Por que razão é que Angola deve desenvolver uma indústria manufactureira?

Agostinho Neto na sua célebre frase parece ter-nos dado já uma resposta a essa questão “A agricultura é a base do desenvolvimento e a indústria é o factor decisivo” (veja o nosso post de 10 de Julho 2014). Contudo, para os mais cépticos, podemos nos socorrer da história do desenvolvimento de muitos dos actuais países desenvolvidos, por exemplo, EUA, Japão, Reino Unido, mais recentemente, Coreia do Sul e Taiwan mas podemos também incluir o caso da Malásia, para ilustrar que tal foi possível graças ao rápido aumento da produtividade no sector agrário o que seguiu-se uma rápida industrialização.

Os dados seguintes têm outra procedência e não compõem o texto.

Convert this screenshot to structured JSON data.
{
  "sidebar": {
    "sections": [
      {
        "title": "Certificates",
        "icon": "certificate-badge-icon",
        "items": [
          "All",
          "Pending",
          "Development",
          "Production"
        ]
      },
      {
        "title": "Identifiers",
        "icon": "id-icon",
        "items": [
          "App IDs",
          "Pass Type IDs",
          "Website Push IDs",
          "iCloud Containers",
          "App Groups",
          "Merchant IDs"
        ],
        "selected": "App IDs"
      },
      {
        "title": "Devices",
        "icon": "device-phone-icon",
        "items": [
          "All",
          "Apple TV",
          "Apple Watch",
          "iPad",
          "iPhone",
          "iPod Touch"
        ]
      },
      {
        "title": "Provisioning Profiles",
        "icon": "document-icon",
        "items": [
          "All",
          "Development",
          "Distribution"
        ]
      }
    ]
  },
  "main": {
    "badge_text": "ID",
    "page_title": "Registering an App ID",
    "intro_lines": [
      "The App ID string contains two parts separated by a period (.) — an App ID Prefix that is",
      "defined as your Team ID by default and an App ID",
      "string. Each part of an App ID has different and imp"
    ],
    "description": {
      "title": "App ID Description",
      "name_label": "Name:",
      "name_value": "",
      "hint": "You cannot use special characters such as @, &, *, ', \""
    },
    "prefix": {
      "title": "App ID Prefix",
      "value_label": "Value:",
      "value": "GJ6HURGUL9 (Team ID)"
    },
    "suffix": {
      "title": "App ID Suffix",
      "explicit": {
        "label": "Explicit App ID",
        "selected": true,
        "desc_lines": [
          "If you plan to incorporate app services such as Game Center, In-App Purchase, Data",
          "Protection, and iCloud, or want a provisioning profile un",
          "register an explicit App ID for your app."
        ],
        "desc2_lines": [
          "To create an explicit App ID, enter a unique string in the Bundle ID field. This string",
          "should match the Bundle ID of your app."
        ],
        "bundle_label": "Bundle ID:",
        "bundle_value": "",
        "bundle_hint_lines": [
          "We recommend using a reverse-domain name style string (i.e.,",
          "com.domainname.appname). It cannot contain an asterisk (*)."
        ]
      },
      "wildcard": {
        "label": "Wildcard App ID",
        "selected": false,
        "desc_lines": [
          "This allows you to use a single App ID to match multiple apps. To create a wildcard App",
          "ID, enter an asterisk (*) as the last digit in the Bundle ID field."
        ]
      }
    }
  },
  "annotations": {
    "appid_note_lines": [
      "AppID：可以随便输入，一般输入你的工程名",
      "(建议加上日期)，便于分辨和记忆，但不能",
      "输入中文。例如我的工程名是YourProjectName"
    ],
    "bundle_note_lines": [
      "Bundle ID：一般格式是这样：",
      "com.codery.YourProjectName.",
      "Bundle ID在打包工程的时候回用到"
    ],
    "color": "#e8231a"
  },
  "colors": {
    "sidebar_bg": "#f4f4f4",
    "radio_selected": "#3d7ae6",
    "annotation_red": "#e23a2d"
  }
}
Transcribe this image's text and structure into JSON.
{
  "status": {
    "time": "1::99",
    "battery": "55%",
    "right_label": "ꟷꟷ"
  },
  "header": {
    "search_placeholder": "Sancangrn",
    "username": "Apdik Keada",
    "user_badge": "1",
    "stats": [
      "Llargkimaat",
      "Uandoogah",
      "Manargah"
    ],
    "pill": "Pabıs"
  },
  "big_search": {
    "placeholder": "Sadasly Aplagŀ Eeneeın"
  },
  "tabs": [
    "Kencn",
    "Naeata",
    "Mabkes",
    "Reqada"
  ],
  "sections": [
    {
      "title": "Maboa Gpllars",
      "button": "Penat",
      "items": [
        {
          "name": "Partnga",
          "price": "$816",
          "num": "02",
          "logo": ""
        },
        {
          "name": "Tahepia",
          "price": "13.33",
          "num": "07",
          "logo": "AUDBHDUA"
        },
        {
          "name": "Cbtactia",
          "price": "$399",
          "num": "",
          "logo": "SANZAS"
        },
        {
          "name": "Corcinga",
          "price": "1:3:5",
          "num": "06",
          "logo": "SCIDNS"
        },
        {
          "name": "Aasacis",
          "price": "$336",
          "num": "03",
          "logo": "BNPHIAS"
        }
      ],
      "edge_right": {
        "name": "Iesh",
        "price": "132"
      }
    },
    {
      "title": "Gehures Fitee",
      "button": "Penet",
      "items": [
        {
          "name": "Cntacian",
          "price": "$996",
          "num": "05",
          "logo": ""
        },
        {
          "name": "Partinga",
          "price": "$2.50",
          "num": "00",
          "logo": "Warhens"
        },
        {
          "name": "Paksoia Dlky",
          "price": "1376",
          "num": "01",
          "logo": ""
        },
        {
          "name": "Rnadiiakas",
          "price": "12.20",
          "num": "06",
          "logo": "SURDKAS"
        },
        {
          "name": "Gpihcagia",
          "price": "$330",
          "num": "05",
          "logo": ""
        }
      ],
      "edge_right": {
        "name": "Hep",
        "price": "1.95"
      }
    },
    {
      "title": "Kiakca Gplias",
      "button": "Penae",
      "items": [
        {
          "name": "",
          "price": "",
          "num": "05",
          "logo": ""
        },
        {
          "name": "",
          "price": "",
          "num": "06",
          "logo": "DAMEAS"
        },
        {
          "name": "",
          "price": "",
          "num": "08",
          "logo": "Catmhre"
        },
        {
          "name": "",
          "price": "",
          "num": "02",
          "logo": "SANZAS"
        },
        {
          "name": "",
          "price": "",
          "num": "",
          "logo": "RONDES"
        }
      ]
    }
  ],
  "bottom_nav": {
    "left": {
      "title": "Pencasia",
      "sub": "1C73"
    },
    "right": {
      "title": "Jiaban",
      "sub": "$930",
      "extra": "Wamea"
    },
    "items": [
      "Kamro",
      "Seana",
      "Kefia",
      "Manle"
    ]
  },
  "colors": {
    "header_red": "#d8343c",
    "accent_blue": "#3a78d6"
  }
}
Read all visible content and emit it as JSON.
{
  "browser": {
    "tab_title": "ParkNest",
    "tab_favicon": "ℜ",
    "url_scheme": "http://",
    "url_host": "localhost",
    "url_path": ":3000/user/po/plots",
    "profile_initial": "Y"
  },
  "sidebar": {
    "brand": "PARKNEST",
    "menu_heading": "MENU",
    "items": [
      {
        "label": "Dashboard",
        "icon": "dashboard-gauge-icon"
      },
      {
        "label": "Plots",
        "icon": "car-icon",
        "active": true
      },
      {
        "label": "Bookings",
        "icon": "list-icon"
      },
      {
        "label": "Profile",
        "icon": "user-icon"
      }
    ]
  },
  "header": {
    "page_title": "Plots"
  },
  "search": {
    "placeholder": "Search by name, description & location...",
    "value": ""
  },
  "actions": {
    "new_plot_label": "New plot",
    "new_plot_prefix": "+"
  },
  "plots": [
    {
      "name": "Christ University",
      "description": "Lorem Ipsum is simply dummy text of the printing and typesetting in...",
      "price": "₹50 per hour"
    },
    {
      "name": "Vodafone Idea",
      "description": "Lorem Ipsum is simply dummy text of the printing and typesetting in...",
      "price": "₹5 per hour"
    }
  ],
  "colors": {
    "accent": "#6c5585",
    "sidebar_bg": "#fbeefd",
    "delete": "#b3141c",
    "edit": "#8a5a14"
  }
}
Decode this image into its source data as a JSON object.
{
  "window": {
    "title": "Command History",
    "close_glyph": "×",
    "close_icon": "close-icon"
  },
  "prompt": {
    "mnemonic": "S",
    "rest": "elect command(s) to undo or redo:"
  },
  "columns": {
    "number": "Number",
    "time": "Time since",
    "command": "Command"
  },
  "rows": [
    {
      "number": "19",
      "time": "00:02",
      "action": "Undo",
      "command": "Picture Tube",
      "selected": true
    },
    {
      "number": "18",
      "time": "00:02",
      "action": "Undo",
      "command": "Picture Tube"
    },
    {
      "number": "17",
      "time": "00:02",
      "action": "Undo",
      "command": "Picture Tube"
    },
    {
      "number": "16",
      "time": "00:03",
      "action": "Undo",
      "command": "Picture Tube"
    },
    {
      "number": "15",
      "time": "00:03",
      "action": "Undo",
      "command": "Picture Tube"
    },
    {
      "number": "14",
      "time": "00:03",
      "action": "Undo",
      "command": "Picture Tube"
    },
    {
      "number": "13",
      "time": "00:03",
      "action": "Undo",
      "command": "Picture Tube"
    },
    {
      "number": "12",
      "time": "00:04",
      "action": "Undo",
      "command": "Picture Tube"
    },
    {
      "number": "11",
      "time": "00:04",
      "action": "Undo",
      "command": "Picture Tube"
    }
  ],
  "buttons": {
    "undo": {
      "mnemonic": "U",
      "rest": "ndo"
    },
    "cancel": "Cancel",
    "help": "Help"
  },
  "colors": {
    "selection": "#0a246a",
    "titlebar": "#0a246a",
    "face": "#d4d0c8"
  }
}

Países excessivamente dependentes do sector primário, exemplo o sector agrário, precisam melhorar os seus “terms of trade” (i.e. termos de negociação) para poderem beneficiar do crescimento do comércio mundial cf. Singer (1950). Isto porque o sector agrário está sujeito ao que a literatura especializada trata por “dimishing returns”, isto é, sob uma certa tecnologia mesmo que se acrescente a força de trabalho o resultado não altera, exemplo: o que se pode produzir em 1 hectare de terra arável acaba por ser o mesmo se usarmos 100 ou 1000 pessoas (o que aumenta é a força de trabalho empregada).

As pesquisas indicam igualmente que a medida que os países vão se desenvolvendo o sector agrário acaba por contribuir menos em termos percentuais para o PIB e emprego cf. Banco Mundial (2007), fruto da chamada transformação estrutural (cf. o post de 1 de Janeiro 2015).

O mesmo parece não se verificar quando se analisa o sector industrial manufactureiro. Ai, as pesquisas indicam que acontece o contrário, ou seja, acontece o que a literatura especializada trata por “increasing returns”, isto é, economia de escala (quanto maior for a produção, através de um processo de eficiência operacional, o custo por unidade pode ser reduzido).

Por último, para o caso de Angola é sabido que existe uma forte dependência do sector mineiro em geral e muito particularmente do sector petrolífero. Como resultado a nossa economia está sujeita a choques externos, i.e. Angola não pode controlar os preços (e a demanda) nos mercados externos. O sector petrolífero não consegue absorver a grande quantidade de mão-de-obra disponível no mercado (muita da qual não qualificada). 

Resumindo: Se Angola quiser ter “increasing returns”, isto é, economia de escala vai ter que desenvolver o sector industrial manufactureiro. Vale aqui deixar, em jeito de conclusão, as 3 Regras do Desenvolvimento[1] propostas por Kaldor (1967):

(1)   Todos os países se desenvolvem e atingem altos níveis de rendimento per capita através da industrialização.

(2)   Na etapa inicial as indústrias nascentes desenvolvem-se através de uma certa protecção.

(3)   Quem dizer o contrário estará mentindo.

Por que razão Angola está com dificuldades de se industrializar?

Existem várias razões que poderíamos aqui apontar para a nosso ainda fraco sucesso neste capítulo. Vale aqui relembrar que esse problema não é um problema exclusivo de Angola. Trata-se de um problema comum em África e em particular na região austral, SADC, onde estamos inseridos.

Para o caso de Angola, as razões vão desde a ausência de um aumento da produtividade no sector agrário, passam pela falta de infra-estruturas básicas (acesso a electricidade, água, estradas) para a instalação de parques industriais, dificuldade no acesso ao financiamento, até a falta de recursos humanos qualificados capazes de sustentarem tais empreendimentos.

Notem que muito do que foi assinalado está sendo “resolvido” de uma ou de outra forma (criando Zonas Económicas Especiais, construção de estradas, Angola Investe, o plano de formação de quadros). Contudo, está evidente[2] que o resultado dos últimos 6 anos nos indica que essas “boas” acções, abre-se aqui um parenteses para chamar atenção que não estamos aqui para fazer um juízo de valor sobre a forma como muitas das acções mencionadas foram/estão sendo realizadas, correm o risco de não produzirem o(s) resultado(s) esperado(s) devido ao que resumidamente chamamos de falta de coordenação dos investimentos feitos através de uma política industrial selectiva.



[1] Tradução do autor.
[2] Segundo o Relatório de Fundamentação do OGE 2015 de 2009- 2014 a Industria Manufactureira contribuiu em média menos de 10% do PIB ficando a 9.95% (cálculos do autor), saindo de 5.3% do PIB em 2009 chegando a 8.1% em 2014.